The Multi-Ethnic Media Coalition called Thursday on Sony, Warner Bros., Fox, Universal, Paramount and Disney to enter discussions aimed at bringing full diversity to on- and off-camera jobs, including the executive ranks.

The uproar over this year’s all-white cast of Academy Award acting nominees helped set the stage for the new effort, coalition leaders said. Latino representation in the nominees was only behind the camera, led by the Mexican filmmakers of “The Revenant”: director Alejandro Inarritu and cinematographer Emmanuel Lubezki.

“Now is the time, while there’s a lot of attention focused on this,” said Daniel Mayeda, co-chair of the Asian Pacific American Media Coalition, one of the umbrella group’s members.

While the movie academy hastily adopted new rules aimed at breaking up future white monopolies for the Oscars, the studios and their hiring practices are the root of the problem, he said.

“We can have the most diverse set of awards voters, but we’re not going to have any nominations or wins for people of color if there are no roles,” Mayeda said.

The battle isn’t the same for every ethnic group.

While all minorities struggle to gain a foothold in films, it’s non-blacks who face the stiffest challenge.

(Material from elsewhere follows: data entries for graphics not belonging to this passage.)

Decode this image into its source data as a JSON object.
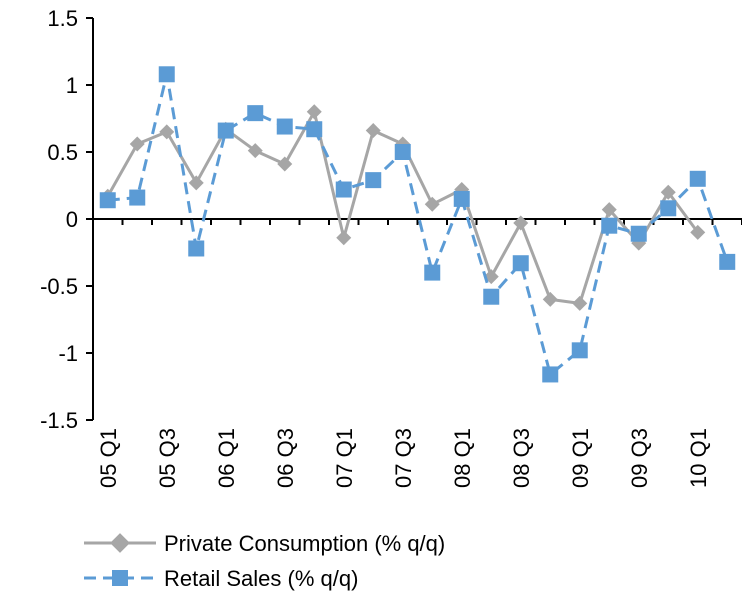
{
  "chart_data": {
    "type": "line",
    "title": "",
    "xlabel": "",
    "ylabel": "",
    "ylim": [
      -1.5,
      1.5
    ],
    "yticks": [
      "1.5",
      "1",
      "0.5",
      "0",
      "-0.5",
      "-1",
      "-1.5"
    ],
    "categories": [
      "05 Q1",
      "05 Q2",
      "05 Q3",
      "05 Q4",
      "06 Q1",
      "06 Q2",
      "06 Q3",
      "06 Q4",
      "07 Q1",
      "07 Q2",
      "07 Q3",
      "07 Q4",
      "08 Q1",
      "08 Q2",
      "08 Q3",
      "08 Q4",
      "09 Q1",
      "09 Q2",
      "09 Q3",
      "09 Q4",
      "10 Q1",
      "10 Q2"
    ],
    "x_tick_labels": [
      "05 Q1",
      "05 Q3",
      "06 Q1",
      "06 Q3",
      "07 Q1",
      "07 Q3",
      "08 Q1",
      "08 Q3",
      "09 Q1",
      "09 Q3",
      "10 Q1"
    ],
    "grid": false,
    "legend_position": "bottom",
    "series": [
      {
        "name": "Private Consumption (% q/q)",
        "color": "#a6a6a6",
        "style": "solid",
        "marker": "diamond",
        "values": [
          0.17,
          0.56,
          0.65,
          0.27,
          0.67,
          0.51,
          0.41,
          0.8,
          -0.14,
          0.66,
          0.56,
          0.11,
          0.22,
          -0.43,
          -0.03,
          -0.6,
          -0.63,
          0.07,
          -0.18,
          0.2,
          -0.1,
          null
        ]
      },
      {
        "name": "Retail Sales (% q/q)",
        "color": "#5b9bd5",
        "style": "dashed",
        "marker": "square",
        "values": [
          0.14,
          0.16,
          1.08,
          -0.22,
          0.66,
          0.79,
          0.69,
          0.67,
          0.22,
          0.29,
          0.5,
          -0.4,
          0.15,
          -0.58,
          -0.33,
          -1.16,
          -0.98,
          -0.05,
          -0.11,
          0.08,
          0.3,
          -0.32
        ]
      }
    ]
  }
}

Jan. 30’s Screen Actors Guild Awards offered a dramatic illustration: There were a number of minority winners, including Idris Elba, Uzo Aduba, Queen Latifah and Viola Davis, all of them black.

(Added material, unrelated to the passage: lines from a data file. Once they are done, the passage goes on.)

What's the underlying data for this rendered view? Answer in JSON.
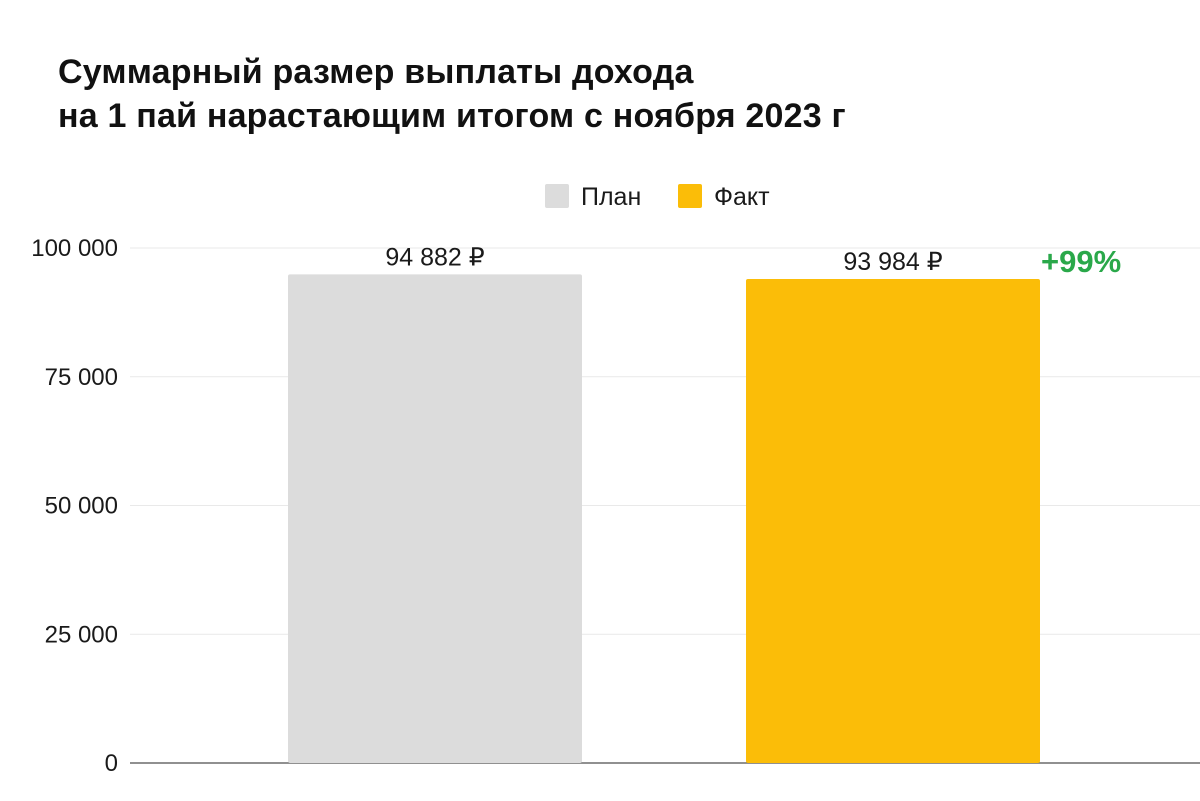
{
  "title": {
    "line1": "Суммарный размер выплаты дохода",
    "line2": "на 1 пай нарастающим итогом с ноября 2023 г"
  },
  "chart_data": {
    "type": "bar",
    "title": "Суммарный размер выплаты дохода на 1 пай нарастающим итогом с ноября 2023 г",
    "categories": [
      "План",
      "Факт"
    ],
    "values": [
      94882,
      93984
    ],
    "data_labels": [
      "94 882 ₽",
      "93 984 ₽"
    ],
    "colors": [
      "#dcdcdc",
      "#fbbd08"
    ],
    "legend": {
      "position": "top-center",
      "items": [
        {
          "label": "План",
          "color": "#dcdcdc"
        },
        {
          "label": "Факт",
          "color": "#fbbd08"
        }
      ]
    },
    "ylim": [
      0,
      100000
    ],
    "yticks": [
      0,
      25000,
      50000,
      75000,
      100000
    ],
    "ytick_labels": [
      "0",
      "25 000",
      "50 000",
      "75 000",
      "100 000"
    ],
    "grid": true,
    "xlabel": "",
    "ylabel": "",
    "annotation": {
      "text": "+99%",
      "color": "#2aa84a",
      "attached_to": "Факт"
    }
  }
}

Mayeda called their recognition “fantastic,” but said the diversity discussion has become “a little binary, a little black and white.”

Don Cheadle made a similar point during a recent interview with The Associated Press.

“Diverse doesn’t just mean more black people,” he said during the Sundance Film Festival last month. “Diverse means more representation from the entire diaspora of what the United States has to offer, not just one particular minority group.”